Method: Mice were exposed to forebrain ischemia and the actions of CaSR were determined after its genes were ablated specifically in hippocampal neurons or its activities were inhibited pharmacologically. Since the CaSR forms a heteromeric complex with the inhibitory type B γ-aminobutyric acid receptor 1 (GABABR1), we compared neuronal responses to ischemia in mice deficient in CaSR, GABABR1, or both, and in mice injected locally or systemically with a specific CaSR antagonist (or calcilytic) in the presence or absence of a GABABR1 agonist (baclofen).

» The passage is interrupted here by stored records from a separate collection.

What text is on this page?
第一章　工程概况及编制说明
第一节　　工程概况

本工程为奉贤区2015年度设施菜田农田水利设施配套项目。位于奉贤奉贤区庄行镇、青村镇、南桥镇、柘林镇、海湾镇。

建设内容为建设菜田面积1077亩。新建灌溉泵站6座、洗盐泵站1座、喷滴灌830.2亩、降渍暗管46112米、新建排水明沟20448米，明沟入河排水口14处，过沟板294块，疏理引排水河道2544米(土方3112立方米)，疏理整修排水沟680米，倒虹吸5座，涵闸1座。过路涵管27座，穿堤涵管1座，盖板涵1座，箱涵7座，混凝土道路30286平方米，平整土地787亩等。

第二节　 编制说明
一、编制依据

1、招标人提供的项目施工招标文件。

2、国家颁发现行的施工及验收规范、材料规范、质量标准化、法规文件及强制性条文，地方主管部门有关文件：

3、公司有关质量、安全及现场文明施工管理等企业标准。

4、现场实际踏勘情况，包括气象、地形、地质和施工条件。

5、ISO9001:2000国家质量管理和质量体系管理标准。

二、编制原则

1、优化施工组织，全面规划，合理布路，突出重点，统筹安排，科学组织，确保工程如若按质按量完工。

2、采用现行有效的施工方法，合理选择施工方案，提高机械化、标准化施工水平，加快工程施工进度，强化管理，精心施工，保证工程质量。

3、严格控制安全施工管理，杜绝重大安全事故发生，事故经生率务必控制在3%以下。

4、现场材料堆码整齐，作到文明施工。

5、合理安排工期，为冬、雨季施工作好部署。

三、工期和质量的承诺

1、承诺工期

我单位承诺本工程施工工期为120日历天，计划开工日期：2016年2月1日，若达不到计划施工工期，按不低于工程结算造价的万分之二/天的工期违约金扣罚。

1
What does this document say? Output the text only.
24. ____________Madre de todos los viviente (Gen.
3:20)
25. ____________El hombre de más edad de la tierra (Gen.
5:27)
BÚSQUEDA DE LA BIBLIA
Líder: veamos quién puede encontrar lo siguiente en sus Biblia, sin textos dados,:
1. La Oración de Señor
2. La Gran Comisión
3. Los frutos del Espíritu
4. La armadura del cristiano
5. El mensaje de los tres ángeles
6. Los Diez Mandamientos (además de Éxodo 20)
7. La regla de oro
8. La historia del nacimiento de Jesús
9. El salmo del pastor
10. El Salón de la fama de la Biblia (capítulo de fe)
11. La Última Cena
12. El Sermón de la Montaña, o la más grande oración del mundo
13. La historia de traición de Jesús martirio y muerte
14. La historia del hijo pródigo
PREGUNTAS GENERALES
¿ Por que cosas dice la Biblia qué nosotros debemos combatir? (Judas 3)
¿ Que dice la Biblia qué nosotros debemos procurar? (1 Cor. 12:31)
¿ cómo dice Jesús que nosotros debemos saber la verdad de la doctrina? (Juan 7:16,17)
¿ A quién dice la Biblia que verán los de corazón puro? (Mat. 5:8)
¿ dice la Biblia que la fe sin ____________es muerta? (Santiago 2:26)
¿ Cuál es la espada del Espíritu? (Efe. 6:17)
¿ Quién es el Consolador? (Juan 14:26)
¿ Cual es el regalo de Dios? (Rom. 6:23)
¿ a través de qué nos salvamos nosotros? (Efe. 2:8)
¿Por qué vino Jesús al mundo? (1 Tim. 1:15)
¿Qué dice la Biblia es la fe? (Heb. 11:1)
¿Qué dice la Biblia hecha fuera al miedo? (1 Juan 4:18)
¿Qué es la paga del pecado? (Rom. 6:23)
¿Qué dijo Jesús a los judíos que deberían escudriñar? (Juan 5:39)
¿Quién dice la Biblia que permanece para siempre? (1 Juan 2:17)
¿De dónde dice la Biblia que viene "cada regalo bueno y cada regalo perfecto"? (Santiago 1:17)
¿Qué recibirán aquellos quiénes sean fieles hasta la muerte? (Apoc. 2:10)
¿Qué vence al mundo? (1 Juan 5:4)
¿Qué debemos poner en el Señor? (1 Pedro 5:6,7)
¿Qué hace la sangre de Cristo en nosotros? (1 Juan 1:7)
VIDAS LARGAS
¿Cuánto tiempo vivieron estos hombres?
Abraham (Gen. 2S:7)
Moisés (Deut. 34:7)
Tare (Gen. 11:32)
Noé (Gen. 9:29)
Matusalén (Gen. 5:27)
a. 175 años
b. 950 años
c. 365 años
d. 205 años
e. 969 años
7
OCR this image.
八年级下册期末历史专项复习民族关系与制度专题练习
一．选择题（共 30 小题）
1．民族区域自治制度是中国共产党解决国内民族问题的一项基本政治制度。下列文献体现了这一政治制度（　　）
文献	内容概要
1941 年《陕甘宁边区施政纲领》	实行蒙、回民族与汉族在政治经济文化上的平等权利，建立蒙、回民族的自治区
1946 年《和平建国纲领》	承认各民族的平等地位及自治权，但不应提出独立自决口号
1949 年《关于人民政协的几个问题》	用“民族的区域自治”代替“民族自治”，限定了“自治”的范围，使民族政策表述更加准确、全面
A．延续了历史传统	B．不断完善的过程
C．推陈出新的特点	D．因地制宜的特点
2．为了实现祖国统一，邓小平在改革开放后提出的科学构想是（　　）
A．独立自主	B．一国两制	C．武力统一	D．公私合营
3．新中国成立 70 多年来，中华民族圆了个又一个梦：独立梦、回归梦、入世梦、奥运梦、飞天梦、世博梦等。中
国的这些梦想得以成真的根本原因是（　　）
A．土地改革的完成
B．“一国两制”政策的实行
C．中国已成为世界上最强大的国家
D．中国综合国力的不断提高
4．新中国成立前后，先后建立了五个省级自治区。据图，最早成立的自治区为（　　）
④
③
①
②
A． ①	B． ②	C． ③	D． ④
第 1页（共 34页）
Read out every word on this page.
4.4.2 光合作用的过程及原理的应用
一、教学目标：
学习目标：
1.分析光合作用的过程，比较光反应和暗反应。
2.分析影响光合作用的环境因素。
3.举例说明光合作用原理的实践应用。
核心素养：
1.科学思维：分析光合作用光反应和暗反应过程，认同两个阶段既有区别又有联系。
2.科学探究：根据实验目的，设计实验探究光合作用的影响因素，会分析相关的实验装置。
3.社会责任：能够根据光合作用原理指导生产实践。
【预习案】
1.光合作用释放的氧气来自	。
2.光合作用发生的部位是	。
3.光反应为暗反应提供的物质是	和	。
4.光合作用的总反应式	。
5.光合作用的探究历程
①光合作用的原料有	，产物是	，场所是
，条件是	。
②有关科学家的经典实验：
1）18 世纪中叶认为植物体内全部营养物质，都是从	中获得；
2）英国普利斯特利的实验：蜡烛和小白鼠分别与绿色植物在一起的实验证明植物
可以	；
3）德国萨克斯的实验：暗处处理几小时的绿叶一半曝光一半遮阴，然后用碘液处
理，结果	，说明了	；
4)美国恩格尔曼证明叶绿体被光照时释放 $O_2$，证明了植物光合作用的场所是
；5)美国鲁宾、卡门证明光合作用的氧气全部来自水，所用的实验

Results: Both global and focal brain ischemia led to CaSR overexpression and GABABR1 downregulation in injured neurons. Genetic ablation of Casr genes or blocking CaSR activities by calcilytics rendered robust neuroprotection and preserved learning and memory functions in ischemic mice, partly by restoring GABABR1 expression. Concurrent ablation of Gabbr1 gene blocked the neuroprotection caused by the Casr gene knockout. Coinjection of calcilytics with baclofen synergistically enhanced neuroprotection. This combined therapy remained robust when given 6 h after ischemia.
Interpretation: Our study demonstrates a novel receptor interaction, which contributes to ischemic neuron death through CaSR upregulation and GABABR1 downregulation, and feasibility of neuroprotection by concurrently targeting these two receptors.